Siguieron bajando por la calle 12 Oeste y pasaron por delante de una quincallería instalada en el número 74.

—¡Qué hora marca tu reloj?

—Las siete y treinta y seis.

—Nos encontraremos aquí a las once de la mañana. Si no estás, volveré a las once y diez y a las once y veinte. Si todavía no has llegado, volveré al refugio por mis propios medios.

Apoyó las manos en los hombros de su hermana.

—Pero, por lo que más quieras, si pasara algo y quisieras avisarme en el garaje, hazlo de manera que esté bien seguro de que eres tú. Porque, a partir de esta noche, al menor ruido sospechoso, dispondré el sistema de explosión automático.

Apretó el hombro de Leila.


Ma Salameh
—dijo—, todo irá bien.
Inch Allah!

Y desapareció entre la multitud, para su última noche de vela entre ratas, al lado de la bomba instalada en el corazón de la ciudad que ansiaba destruir.

—¡Échate ahí, muñeca!

El proxeneta Enrico Díaz se había tumbado sobre las sábanas de seda dorada, apoyada la cabeza y los hombros en la pared de laca negra, separadas las piernas, envuelto hasta los tobillos en los pliegues satinados de su chilaba. Gracias al polvo que acababa de aspirar por la nariz, flotaba deliciosamente en una ingravidez de nirvana.
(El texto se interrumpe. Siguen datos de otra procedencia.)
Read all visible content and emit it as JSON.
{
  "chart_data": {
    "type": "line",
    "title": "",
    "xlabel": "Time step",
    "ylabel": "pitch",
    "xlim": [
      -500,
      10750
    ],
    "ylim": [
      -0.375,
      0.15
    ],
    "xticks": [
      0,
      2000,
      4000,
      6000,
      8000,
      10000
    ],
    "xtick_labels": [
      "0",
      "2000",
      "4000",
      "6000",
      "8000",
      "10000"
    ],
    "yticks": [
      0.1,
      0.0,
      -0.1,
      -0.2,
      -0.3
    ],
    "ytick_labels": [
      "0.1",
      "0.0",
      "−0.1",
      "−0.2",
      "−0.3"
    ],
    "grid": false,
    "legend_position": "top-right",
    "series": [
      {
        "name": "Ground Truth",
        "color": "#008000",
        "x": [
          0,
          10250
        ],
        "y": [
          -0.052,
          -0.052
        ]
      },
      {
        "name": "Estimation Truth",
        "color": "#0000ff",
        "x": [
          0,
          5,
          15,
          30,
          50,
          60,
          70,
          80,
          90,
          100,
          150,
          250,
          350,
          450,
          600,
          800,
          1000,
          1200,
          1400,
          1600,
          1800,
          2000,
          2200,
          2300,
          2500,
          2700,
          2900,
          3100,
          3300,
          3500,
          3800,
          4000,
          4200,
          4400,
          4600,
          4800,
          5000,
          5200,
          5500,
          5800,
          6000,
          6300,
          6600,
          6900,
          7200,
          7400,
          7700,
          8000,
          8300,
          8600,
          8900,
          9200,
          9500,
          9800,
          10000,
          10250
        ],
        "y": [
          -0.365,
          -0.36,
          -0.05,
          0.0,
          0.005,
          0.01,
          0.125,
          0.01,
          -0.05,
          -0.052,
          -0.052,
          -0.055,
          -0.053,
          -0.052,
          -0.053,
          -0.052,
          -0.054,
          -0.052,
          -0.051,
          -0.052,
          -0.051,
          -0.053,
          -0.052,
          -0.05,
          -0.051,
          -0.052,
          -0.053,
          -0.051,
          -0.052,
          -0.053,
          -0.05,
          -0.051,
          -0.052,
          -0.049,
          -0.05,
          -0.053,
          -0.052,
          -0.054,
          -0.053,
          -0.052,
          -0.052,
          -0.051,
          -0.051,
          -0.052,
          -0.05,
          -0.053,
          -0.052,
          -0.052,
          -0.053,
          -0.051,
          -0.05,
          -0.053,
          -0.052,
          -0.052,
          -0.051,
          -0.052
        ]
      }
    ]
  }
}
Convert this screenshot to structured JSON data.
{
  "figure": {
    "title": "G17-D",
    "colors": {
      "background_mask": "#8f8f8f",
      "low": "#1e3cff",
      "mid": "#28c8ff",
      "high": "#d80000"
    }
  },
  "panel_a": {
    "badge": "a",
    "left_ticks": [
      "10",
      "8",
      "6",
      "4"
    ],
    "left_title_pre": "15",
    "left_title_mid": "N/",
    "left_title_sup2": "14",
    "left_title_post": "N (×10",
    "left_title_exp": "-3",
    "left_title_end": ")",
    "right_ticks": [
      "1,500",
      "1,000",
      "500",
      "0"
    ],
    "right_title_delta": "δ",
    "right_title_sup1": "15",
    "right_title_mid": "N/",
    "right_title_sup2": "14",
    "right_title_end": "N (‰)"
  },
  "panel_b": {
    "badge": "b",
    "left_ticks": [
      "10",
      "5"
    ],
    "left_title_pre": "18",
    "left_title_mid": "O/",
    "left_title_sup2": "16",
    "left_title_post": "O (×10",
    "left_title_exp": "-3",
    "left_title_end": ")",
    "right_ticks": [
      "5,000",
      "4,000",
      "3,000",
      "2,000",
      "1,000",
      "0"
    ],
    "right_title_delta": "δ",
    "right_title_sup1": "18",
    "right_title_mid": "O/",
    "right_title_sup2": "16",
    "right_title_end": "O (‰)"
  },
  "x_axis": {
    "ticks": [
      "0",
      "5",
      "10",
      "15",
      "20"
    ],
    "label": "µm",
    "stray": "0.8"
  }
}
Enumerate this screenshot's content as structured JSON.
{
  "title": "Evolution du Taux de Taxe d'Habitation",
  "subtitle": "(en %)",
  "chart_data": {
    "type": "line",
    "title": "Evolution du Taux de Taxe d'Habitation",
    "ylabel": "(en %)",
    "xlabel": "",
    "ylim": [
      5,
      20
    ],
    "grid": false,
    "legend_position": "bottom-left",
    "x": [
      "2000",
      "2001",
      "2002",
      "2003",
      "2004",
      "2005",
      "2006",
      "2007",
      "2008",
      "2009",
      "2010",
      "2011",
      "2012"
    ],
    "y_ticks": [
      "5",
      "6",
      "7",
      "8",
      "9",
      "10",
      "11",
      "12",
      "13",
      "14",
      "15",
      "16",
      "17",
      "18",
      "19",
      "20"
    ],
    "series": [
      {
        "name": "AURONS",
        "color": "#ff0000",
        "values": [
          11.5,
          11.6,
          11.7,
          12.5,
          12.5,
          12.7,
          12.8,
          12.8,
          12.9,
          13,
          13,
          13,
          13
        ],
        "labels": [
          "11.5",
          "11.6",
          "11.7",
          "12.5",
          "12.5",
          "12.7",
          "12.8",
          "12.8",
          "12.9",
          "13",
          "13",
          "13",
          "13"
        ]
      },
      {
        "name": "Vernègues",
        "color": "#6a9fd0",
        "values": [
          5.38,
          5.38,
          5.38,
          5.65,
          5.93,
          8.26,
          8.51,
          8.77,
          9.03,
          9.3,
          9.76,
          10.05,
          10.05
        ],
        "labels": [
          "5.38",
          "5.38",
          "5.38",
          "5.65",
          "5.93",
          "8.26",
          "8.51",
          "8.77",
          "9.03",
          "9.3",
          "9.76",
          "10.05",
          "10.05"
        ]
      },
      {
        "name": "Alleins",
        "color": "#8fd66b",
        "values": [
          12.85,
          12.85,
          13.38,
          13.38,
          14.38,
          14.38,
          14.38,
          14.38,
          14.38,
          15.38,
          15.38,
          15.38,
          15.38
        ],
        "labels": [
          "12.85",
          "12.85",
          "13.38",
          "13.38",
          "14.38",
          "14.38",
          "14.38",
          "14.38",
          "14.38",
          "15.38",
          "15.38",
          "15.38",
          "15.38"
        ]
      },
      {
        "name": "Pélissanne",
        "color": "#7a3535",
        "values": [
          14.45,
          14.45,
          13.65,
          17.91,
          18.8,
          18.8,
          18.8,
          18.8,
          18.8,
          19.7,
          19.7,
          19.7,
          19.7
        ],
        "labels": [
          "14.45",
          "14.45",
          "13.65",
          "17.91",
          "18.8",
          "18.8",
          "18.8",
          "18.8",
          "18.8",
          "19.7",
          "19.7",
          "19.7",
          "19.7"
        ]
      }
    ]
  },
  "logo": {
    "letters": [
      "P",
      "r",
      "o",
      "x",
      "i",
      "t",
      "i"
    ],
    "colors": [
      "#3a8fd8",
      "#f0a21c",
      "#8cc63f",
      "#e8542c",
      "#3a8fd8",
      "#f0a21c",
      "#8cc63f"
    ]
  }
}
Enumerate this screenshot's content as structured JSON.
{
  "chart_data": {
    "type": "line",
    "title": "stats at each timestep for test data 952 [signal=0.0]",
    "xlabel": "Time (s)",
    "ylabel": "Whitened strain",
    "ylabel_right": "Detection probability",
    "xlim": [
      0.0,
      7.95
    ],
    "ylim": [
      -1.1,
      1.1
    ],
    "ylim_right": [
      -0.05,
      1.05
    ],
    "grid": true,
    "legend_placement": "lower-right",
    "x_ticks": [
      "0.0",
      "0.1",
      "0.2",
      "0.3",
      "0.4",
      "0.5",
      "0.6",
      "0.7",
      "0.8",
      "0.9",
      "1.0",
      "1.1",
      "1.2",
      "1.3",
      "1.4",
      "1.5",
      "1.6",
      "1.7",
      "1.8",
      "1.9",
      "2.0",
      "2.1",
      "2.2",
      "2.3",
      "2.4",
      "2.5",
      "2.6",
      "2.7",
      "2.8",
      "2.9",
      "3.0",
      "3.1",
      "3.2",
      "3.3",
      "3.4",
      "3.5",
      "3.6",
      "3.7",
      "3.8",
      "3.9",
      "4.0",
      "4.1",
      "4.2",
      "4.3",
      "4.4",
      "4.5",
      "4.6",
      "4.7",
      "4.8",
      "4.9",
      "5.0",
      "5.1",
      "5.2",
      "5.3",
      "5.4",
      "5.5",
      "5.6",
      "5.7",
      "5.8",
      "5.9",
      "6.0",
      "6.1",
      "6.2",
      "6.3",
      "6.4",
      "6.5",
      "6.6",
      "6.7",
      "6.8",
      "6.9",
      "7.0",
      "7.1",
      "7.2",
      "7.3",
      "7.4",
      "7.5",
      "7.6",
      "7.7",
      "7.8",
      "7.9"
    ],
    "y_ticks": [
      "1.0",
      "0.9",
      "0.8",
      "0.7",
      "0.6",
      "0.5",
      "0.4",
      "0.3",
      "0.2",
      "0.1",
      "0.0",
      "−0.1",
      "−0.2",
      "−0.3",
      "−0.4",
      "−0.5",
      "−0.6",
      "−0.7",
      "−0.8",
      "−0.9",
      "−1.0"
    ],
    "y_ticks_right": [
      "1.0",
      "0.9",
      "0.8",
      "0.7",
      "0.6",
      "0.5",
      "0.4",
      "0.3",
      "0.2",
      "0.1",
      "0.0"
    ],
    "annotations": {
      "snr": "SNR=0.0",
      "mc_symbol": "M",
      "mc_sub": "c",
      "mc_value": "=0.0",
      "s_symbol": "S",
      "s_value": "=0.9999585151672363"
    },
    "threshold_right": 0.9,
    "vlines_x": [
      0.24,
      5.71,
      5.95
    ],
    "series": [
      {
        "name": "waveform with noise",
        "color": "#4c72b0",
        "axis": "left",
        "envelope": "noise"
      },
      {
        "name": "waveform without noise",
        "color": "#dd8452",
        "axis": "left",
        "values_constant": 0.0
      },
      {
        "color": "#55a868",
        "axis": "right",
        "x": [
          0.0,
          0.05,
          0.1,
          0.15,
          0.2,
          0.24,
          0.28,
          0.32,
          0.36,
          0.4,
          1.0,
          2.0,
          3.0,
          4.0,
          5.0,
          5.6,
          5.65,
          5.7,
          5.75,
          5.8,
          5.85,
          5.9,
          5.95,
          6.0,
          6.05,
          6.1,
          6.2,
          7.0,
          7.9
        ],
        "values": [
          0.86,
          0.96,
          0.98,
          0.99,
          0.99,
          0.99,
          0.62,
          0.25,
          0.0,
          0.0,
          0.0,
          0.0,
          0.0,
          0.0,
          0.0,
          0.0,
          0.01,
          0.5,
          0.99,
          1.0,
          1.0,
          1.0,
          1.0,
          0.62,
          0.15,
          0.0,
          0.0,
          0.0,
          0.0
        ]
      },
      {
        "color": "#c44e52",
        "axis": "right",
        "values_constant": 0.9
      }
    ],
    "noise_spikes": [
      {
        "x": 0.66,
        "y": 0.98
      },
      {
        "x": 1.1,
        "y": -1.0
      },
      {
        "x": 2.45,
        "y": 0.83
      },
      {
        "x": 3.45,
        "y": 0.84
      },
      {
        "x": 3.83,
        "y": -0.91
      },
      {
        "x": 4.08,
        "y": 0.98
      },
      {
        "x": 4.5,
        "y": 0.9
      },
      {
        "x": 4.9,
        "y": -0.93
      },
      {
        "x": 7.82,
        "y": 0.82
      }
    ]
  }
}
Dos de sus chicas reposaban sobre una esquina del lecho, compartiendo el éxtasis de un porro cuyo acre olor se mezclaba con el del incienso cingalés que se consumía en los pebeteros de bronce fijados en el muro. Su tercera chica, Anita, estaba arrodillada a sus pies, como una suplicante ante su sumo sacerdote. Era una larga y delgada criatura de unos veinte años, oriunda de Minnesota cuya rubia cabellera caía revuelta sobre sus hombros. Se arrimó a él. Sus labios se habían inmovilizado en un mohín que le daba cierto aire de Marilyn Monroe. Llevaba un ajustado pantalón verde esmeralda que le había regalado Rico —con dinero ganado por ella—, y un sujetador de blonda negra, sin tirantes, que hacía saltar de un papirotazo ante sus clientes impacientes.